Siena University News; Issue 213; March
Three scholars, working consecutively, have uncovered surprising new information about Siena’s medieval past. However, this work appears to have taken a toll on those scholars who undertook it. Beniamino Emilio Trovato, the well-known Sienese historian who began the project, died suddenly of a heart ailment before he could complete his work. The second scholar to become involved, his American-born sister, Beatrice Alessandra Trovato, mysteriously disappeared before she could finish the project. The trail of their efforts to uncover the secret of a six-hundred-and-fifty-year-old conspiracy has been picked up by Professoressa Donata Guerrini, a notable scholar of art history at the Università di Siena. Prof. Guerrini has publicly declared the work to be Beniamino Trovato’s discovery, and insisted that it be published in his name, angering some competing scholars who would speak against the veracity of his sources and methods of scholarship. Most disturbingly, the evidence appears to implicate members of the well-known Signoretti family of Siena as co-conspirators of the Medicis in a plot to overthrow Siena’s Nine more than six centuries ago. Since Prof. Guerrini began work on the project, her office has been broken into twice, fortunately without loss of any crucial documentation or injury to her person. The reason for the break-ins is suspected to be related to the alleged Signoretti controversy, though it remains unproven at this time. In an interview, Prof. Guerrini has revealed startling facts regarding the Medici involvement in Siena’s terrible losses during the Plague, and implications for the violent fall of Siena’s Nine seven years later.

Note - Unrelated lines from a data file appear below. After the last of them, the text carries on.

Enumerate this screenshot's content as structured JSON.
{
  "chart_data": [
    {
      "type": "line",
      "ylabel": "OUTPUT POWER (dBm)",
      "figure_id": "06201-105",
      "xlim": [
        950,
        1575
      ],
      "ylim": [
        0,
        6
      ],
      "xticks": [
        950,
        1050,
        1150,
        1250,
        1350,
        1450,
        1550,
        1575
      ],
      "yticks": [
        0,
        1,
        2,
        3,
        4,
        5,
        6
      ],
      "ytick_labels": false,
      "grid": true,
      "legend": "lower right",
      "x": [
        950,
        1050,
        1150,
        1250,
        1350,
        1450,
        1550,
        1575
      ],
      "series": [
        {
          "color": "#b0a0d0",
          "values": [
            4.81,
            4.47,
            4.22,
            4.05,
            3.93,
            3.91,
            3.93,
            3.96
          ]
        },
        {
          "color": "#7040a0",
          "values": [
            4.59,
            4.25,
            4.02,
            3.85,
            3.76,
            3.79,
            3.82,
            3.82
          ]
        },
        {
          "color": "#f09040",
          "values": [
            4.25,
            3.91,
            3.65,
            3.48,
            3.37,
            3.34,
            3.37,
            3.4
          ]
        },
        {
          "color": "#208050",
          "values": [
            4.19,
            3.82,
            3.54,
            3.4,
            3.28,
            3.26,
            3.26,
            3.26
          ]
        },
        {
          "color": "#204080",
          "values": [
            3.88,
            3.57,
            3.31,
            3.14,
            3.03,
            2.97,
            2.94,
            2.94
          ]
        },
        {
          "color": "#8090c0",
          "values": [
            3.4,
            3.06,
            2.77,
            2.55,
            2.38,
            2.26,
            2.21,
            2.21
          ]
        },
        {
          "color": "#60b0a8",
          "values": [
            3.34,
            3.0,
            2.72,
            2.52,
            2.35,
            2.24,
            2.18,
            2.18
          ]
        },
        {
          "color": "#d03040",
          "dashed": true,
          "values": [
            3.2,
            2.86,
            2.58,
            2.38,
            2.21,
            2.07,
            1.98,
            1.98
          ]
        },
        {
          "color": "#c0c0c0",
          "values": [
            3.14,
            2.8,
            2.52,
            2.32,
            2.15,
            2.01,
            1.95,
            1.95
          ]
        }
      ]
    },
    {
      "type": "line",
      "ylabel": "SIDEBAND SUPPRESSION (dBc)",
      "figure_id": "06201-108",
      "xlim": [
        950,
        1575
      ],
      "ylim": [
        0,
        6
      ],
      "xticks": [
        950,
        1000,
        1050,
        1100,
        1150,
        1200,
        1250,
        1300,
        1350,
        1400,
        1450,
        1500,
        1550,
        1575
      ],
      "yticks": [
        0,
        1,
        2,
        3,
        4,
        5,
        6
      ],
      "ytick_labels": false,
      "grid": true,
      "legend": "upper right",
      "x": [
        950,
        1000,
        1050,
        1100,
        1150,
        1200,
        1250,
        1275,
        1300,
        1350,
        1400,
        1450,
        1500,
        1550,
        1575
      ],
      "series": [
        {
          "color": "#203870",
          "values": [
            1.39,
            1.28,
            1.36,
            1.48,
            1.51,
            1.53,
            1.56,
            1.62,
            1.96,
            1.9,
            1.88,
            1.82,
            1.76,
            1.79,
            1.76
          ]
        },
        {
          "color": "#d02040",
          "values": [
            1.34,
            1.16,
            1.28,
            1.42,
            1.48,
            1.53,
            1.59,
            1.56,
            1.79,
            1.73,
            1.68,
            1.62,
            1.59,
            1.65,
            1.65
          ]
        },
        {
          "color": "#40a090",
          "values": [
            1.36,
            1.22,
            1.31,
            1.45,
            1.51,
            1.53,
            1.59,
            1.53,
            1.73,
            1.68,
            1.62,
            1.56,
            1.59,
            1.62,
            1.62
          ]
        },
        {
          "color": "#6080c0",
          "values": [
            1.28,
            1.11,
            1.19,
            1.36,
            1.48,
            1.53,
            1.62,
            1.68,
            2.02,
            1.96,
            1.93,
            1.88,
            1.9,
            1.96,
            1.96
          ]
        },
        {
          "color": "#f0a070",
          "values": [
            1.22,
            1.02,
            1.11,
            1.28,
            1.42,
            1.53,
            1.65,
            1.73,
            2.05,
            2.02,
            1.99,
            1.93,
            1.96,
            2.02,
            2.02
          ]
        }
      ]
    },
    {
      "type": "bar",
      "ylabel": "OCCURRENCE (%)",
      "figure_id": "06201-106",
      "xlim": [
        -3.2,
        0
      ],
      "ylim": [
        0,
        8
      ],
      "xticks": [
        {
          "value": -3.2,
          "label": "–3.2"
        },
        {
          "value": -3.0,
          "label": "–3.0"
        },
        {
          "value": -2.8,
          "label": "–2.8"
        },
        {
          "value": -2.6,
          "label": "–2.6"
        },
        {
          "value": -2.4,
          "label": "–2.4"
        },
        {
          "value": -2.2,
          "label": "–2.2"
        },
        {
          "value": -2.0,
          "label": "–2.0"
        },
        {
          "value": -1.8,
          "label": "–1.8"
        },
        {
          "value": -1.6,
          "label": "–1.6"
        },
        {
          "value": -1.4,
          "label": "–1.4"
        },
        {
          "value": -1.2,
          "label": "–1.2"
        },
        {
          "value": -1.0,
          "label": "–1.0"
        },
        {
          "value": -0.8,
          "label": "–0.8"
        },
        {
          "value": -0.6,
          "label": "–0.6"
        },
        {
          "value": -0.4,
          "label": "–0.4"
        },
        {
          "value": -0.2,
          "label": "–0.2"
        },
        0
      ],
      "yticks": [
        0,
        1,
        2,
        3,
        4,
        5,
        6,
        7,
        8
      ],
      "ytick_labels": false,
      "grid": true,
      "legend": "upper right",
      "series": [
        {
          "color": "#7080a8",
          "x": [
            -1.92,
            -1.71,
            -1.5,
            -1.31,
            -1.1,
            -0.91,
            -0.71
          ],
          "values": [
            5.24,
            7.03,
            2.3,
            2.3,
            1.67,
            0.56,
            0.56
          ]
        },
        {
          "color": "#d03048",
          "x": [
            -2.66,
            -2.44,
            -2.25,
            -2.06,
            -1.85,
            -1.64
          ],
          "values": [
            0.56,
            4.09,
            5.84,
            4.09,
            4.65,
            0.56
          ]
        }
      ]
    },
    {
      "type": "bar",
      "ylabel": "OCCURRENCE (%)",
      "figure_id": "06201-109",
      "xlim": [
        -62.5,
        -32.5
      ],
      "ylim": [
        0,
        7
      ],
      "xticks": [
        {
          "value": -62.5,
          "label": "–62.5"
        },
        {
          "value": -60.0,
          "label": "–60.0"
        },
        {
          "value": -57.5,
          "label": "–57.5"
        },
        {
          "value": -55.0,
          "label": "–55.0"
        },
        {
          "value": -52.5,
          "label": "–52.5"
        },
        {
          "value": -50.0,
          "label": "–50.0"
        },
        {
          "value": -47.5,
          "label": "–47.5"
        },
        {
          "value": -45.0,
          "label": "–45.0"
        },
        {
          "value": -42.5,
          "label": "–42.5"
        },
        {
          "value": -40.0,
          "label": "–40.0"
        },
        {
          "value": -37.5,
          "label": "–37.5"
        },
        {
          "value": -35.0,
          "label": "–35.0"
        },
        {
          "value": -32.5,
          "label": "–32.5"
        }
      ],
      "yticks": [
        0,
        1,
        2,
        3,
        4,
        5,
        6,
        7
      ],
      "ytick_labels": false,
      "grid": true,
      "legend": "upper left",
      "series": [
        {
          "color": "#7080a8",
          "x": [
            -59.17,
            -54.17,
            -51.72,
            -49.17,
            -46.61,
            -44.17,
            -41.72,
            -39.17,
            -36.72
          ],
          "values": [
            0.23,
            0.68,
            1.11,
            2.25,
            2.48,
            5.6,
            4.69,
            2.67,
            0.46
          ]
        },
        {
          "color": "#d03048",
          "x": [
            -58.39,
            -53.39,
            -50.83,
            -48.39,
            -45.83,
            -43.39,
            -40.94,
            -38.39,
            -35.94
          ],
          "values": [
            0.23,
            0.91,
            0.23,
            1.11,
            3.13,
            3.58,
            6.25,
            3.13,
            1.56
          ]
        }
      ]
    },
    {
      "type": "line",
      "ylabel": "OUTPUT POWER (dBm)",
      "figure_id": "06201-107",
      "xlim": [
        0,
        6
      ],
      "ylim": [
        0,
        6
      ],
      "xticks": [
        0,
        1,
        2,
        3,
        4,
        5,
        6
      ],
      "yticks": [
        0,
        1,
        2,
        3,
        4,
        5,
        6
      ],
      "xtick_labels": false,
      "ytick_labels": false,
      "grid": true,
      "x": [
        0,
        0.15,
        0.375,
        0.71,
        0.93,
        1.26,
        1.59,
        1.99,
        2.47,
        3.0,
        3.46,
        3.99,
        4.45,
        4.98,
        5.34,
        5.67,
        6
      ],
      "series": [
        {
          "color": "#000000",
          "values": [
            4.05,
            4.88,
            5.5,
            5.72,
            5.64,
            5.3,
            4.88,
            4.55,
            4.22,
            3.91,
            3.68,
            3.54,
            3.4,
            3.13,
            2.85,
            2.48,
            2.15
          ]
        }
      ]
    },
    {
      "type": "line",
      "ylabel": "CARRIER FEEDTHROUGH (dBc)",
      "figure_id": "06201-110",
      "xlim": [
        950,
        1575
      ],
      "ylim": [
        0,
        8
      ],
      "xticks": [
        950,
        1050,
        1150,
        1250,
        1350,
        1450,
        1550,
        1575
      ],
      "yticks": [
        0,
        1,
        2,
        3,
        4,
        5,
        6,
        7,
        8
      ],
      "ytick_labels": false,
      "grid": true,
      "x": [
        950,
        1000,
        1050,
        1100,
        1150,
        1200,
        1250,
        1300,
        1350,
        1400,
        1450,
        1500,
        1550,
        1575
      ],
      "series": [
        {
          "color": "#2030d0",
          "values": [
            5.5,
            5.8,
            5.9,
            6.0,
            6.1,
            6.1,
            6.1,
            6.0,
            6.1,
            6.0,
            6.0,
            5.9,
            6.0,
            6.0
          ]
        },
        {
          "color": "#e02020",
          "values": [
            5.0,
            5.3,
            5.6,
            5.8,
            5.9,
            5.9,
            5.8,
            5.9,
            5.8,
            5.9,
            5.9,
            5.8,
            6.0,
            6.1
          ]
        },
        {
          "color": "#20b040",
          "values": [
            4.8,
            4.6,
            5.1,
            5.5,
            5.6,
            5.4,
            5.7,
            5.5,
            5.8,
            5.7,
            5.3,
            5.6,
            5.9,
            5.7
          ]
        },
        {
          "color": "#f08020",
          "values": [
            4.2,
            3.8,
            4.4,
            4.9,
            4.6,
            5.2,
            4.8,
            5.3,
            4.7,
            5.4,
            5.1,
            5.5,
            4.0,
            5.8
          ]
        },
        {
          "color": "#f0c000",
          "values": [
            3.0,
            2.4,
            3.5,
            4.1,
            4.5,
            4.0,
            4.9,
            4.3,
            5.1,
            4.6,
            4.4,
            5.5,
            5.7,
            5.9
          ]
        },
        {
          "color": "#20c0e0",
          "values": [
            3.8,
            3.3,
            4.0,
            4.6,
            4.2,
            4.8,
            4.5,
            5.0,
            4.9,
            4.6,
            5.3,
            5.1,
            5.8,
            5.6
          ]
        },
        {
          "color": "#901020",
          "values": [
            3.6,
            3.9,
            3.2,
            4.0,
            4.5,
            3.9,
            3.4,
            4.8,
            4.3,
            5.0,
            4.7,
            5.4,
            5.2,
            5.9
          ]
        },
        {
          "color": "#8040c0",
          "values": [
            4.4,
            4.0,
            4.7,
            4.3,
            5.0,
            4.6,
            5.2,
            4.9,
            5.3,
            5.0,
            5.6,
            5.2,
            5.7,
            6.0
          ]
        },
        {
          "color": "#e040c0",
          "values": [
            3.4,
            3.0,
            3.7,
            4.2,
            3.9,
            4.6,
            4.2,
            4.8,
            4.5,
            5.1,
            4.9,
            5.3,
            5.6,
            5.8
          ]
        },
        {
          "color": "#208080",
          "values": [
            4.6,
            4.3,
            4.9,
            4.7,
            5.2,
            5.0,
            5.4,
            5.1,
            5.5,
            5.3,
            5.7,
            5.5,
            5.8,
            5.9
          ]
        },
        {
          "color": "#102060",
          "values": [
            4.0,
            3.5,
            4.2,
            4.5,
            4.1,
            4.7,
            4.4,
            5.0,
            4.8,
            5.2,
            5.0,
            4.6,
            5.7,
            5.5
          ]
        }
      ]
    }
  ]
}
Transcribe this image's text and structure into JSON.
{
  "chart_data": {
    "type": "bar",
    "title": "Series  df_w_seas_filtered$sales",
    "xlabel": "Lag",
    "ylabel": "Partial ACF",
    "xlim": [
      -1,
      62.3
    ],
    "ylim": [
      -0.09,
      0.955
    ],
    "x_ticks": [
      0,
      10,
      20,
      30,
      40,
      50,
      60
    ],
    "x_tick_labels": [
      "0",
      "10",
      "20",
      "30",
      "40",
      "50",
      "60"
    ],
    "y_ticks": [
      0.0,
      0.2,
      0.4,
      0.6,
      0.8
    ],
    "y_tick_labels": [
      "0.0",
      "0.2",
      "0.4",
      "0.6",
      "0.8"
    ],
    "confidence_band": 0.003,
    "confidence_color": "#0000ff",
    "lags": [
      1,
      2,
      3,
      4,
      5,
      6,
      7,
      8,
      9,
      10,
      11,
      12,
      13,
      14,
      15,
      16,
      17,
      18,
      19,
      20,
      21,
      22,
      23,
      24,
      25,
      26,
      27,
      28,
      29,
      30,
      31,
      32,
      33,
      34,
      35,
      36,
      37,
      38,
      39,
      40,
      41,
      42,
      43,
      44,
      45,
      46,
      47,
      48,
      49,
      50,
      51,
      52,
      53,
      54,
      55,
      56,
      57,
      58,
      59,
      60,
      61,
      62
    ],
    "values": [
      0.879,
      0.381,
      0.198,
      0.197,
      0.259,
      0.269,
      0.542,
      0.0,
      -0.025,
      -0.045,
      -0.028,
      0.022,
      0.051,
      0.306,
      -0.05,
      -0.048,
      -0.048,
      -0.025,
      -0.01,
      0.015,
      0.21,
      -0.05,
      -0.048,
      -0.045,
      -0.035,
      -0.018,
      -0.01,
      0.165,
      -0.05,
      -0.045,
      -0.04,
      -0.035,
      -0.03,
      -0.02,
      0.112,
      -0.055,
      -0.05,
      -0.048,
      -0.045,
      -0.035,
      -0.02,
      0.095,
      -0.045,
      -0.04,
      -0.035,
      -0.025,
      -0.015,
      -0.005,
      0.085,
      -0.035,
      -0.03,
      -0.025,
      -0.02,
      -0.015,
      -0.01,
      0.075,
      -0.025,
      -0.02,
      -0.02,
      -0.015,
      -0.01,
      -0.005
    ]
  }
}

With the assistance of local archivist Emilio Fabbri, Prof. Guerrini has identified the writings of a previously unknown Sienese medieval chronicler. Interestingly, the author shares her family name with Dr. Trovato and her brother. Dr. Guerrini, when interviewed about this remarkable coincidence, had no comment. In a harmonious marriage of text and art, the chronicle is illustrated by the fourteenth-century painter Gabriele Beltrano Accorsi, a pupil of Simone Martini. Accorsi’s work was not previously known to include manuscript illustration, and the numerous illuminations will provide academics dedicated to post-Plague Sienese art with a wealth of new material. The chronicle itself gives insight into the appearance of the original Fonte Gaia and suggests that Accorsi himself was the painter of the long-debated fifth fresco on the Ospedale facade. Finally and most dramatically, the research into this trecento chronicler’s work has uncovered evidence to illuminate Siena’s particularly devastating losses to the Plague, and its failure to recover after the Black Death’s retreat. These Trovato historians, both past and present, have together added a new and startling chapter to Siena’s great history.